Dungeons made by hand

Towards the end of this year’s 7DRL, I sat down and implemented some AI pathfinding in a new project, which resulted in this screenshot:

Please disregard the hideously clashing red text labelling each tile — concentrate on how cute the girl and the cat are.

While I’m happy that the pathfinding works (see the line of X marks showing the path the cat would take to reach the player), that’s not what I want to talk about; it’s the tiles themselves.

I’ve been using Quale’s Scroll-o-Sprites as my tileset (which I really love).
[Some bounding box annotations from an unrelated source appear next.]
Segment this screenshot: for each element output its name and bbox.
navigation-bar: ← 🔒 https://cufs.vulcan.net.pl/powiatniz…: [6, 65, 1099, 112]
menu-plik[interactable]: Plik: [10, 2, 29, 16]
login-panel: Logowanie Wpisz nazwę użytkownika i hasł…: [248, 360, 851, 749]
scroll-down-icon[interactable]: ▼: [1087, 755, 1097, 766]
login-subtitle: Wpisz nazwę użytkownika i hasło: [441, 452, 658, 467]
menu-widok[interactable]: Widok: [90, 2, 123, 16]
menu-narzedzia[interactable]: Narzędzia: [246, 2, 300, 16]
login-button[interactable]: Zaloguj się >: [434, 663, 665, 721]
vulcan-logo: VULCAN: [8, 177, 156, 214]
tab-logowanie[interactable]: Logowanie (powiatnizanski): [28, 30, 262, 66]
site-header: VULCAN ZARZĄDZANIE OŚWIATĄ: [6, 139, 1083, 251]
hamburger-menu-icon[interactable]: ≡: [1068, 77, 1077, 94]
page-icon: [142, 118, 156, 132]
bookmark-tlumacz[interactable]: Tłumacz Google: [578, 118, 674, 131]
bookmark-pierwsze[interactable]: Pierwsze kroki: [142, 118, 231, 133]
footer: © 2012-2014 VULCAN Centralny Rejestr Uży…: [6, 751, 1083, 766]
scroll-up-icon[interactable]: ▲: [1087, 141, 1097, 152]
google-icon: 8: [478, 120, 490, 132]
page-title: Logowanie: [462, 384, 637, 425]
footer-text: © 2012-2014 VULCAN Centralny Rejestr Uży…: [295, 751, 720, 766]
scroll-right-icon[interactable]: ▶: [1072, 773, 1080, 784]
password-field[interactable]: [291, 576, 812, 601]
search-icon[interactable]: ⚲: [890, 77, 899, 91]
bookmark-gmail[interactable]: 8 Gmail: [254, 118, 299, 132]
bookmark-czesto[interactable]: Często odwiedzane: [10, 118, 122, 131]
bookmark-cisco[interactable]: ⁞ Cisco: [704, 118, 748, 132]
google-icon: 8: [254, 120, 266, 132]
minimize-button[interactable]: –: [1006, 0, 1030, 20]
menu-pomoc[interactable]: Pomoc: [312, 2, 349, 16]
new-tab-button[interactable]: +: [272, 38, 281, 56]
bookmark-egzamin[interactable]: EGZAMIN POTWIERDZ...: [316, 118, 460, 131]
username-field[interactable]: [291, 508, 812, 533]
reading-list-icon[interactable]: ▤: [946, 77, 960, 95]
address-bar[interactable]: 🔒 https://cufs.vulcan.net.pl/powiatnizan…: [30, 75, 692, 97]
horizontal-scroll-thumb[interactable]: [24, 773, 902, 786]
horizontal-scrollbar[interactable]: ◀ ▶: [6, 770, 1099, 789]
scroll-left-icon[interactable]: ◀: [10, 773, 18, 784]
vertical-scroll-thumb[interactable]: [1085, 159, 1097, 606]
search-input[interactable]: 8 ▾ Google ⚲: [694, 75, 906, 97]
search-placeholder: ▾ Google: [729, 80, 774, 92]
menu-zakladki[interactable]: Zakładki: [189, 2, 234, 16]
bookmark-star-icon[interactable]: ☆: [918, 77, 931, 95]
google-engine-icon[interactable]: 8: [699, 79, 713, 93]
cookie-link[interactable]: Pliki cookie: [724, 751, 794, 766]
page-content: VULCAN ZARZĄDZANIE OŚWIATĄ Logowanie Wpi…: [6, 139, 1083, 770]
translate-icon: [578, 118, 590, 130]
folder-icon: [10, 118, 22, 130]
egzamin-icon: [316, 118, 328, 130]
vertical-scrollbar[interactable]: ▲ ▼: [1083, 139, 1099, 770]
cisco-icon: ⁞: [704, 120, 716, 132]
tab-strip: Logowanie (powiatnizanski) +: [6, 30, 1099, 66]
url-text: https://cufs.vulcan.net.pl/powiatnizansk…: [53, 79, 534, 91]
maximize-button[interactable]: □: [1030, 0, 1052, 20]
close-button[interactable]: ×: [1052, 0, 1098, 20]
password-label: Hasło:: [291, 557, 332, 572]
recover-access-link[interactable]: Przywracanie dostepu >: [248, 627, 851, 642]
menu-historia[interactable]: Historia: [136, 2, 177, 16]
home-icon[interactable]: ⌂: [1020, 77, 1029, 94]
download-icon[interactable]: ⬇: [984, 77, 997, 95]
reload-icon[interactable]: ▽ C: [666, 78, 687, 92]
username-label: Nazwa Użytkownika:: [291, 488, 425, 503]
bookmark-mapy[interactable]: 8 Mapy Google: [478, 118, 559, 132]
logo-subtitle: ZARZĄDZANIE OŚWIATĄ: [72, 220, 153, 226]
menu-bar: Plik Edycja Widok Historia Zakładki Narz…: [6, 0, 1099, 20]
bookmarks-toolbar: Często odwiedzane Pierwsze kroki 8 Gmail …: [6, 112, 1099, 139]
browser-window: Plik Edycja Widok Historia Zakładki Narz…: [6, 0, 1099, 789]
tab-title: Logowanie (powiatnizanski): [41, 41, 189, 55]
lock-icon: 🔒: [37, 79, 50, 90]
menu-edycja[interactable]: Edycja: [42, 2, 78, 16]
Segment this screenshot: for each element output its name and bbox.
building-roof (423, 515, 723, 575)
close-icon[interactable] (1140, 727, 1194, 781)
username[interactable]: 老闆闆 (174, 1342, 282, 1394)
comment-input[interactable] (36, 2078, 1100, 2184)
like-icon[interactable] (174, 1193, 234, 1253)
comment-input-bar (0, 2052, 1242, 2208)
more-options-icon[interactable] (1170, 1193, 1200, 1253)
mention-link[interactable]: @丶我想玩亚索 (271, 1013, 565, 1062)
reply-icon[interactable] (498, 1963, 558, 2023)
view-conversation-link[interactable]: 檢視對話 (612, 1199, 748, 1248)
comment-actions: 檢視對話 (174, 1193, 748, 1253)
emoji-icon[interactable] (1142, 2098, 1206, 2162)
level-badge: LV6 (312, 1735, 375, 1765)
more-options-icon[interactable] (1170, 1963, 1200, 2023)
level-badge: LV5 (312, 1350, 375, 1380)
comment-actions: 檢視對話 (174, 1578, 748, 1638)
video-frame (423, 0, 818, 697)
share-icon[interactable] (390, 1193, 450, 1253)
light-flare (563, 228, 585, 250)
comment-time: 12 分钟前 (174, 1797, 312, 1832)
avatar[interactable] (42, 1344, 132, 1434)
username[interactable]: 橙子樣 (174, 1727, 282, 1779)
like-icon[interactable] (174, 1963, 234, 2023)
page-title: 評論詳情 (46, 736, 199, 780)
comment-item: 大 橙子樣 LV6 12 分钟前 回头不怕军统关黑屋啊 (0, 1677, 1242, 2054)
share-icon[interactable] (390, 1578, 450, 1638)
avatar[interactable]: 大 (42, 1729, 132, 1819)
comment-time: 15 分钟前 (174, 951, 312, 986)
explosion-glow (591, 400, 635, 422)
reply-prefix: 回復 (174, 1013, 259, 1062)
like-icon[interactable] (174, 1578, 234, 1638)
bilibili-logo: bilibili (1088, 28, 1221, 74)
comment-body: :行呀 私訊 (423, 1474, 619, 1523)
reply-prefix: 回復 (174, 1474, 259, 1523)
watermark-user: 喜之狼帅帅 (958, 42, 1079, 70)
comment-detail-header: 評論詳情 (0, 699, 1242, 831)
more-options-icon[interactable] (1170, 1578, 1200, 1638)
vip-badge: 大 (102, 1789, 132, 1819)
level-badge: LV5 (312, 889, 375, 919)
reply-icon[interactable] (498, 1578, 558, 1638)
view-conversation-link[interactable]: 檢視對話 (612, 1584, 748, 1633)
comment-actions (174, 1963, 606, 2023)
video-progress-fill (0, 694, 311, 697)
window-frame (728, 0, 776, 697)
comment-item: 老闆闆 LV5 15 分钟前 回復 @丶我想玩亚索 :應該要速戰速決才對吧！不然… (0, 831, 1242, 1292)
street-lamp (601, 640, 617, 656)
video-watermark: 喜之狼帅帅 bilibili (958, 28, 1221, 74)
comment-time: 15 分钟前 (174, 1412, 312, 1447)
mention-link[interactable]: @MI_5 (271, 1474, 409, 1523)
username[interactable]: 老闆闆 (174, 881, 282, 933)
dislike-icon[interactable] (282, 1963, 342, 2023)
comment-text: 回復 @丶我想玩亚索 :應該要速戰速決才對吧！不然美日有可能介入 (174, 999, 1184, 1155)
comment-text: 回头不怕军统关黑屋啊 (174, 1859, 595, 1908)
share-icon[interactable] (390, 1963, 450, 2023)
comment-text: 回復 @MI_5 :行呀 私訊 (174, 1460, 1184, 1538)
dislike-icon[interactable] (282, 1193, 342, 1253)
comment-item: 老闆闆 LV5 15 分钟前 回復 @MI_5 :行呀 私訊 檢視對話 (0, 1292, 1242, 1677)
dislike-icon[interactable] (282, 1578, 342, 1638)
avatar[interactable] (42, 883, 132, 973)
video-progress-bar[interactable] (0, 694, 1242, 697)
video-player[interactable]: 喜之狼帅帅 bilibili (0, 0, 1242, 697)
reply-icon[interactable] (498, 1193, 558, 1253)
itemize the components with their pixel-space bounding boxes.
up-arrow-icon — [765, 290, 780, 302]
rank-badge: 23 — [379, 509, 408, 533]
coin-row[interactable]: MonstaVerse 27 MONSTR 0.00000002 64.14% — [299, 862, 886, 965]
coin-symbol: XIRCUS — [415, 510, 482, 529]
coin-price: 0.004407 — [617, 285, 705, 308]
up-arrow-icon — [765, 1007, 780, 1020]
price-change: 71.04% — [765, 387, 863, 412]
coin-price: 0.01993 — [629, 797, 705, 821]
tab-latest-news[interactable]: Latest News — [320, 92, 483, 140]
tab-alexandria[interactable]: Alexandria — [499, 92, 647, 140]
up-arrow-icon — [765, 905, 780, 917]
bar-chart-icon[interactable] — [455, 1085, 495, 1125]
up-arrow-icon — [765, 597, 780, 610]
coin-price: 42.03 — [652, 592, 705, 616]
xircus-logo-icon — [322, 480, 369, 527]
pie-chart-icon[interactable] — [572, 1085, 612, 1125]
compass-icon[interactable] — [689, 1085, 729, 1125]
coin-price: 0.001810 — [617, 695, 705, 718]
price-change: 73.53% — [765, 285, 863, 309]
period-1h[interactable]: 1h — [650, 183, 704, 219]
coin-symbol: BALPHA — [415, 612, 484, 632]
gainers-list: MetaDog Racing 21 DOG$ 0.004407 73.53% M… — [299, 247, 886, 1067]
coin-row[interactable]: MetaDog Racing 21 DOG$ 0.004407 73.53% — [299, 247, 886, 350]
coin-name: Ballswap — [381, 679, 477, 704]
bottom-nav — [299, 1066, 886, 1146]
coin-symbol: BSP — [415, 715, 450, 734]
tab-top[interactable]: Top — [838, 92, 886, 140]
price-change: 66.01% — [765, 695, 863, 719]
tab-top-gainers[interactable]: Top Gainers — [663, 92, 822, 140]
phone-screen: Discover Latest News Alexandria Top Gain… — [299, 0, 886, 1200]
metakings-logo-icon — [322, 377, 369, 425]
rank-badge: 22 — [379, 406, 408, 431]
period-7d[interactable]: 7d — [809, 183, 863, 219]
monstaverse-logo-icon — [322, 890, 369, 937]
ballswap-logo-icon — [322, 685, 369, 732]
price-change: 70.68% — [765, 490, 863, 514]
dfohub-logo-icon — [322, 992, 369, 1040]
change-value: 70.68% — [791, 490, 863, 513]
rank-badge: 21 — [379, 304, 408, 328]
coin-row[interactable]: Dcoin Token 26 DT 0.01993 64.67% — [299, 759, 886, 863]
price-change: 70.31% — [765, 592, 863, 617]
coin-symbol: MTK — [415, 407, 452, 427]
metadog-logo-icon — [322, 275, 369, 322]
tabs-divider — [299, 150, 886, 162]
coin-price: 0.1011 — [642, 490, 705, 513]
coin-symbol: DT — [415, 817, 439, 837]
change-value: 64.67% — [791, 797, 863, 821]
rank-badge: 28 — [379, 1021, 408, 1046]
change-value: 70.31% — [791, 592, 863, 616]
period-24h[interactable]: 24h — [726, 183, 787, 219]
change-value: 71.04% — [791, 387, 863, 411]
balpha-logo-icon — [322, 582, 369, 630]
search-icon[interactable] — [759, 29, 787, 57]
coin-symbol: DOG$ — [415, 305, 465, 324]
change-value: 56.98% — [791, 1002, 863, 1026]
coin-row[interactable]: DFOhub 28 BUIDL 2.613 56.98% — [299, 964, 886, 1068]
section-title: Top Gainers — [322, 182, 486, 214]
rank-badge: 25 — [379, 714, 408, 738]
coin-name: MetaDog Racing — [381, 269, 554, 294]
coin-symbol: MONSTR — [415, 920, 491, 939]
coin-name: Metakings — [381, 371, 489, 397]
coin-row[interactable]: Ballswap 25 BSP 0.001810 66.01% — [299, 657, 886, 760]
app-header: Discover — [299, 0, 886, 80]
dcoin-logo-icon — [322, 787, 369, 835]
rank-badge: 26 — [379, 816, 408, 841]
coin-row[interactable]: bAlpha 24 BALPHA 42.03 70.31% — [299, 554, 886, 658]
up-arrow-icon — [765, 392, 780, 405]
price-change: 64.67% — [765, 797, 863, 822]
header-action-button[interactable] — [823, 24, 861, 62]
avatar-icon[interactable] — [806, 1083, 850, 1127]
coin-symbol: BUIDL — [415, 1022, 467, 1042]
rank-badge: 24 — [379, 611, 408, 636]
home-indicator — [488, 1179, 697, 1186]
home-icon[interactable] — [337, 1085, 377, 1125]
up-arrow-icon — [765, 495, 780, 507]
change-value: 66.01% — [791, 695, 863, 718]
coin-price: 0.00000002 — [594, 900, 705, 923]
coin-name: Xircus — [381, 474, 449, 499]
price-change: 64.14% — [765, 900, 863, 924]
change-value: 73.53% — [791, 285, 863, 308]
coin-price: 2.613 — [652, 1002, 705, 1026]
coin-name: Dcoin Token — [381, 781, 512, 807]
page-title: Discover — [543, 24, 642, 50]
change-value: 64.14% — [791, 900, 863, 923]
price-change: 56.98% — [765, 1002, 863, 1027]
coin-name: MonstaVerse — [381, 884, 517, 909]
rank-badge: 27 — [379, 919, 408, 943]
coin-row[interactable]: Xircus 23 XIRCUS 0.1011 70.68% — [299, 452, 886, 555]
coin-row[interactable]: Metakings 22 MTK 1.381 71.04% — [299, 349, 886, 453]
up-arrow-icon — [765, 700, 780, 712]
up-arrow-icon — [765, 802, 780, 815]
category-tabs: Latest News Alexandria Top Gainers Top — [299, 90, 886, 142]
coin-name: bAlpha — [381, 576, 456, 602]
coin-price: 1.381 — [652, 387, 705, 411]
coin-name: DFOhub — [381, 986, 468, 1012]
They’re bold and cutesy, easy to recolour, and released under a permissive CC-BY-3.0 licence. I’ve had a lot of fun colouring them up with palettes based on work by Design Seeds:

Much as I like these sprites, for a long time I’ve wondered about using my own hand-drawn tiles in a game. My last game project, Words With Monsters was illustrated with monsters that I drew by hand, and I really like the style I’ve arrived at. I spent a long time drawing and re-drawing monsters, and I’ve got a certain personal style down now.

I wasn’t quite sure how well this style would translate to significantly smaller tiles suitable for a dungeon crawler, though. So, last week I sat down one night and drew a bunch of little tiles while we watched Deep Space Nine, and then scanned them in this weekend. Drawing that small is really hard and I obviously need a lot more practise at it. But after I’d cleaned them up a bit in the GIMP and added some colour, I was pretty pleased with the result when I switched the tilesheets around:

Instagram: experimented today with hand-dtawn tiles for a. Quite like it

Some of them are a little blurry, and the lines could be a little sharper, but that’s something I can experiment with. I drew them at about an inch square and scaled them to 42px square tiles, which seemed like a reasonable size. I tried scanning them at 72DPI and at a higher DPI and scaling down, but it didn’t make any appreciable difference; I suppose once the image is that small, a pixel is either there or it isn’t. There are various things I can do to the scanned images to clean them up and colour them, and figuring out that workflow for turning drawings into usable sprites is going to be a fun process of trial-and-improvement.

  1 comment for “Dungeons made by hand

  1. March 24, 2016 at 6:08 pm

    That’s amazing! I can’t wait to see the finished product! I love the style of your monsters. Also, props for DS9. Hope you’re enjoying it!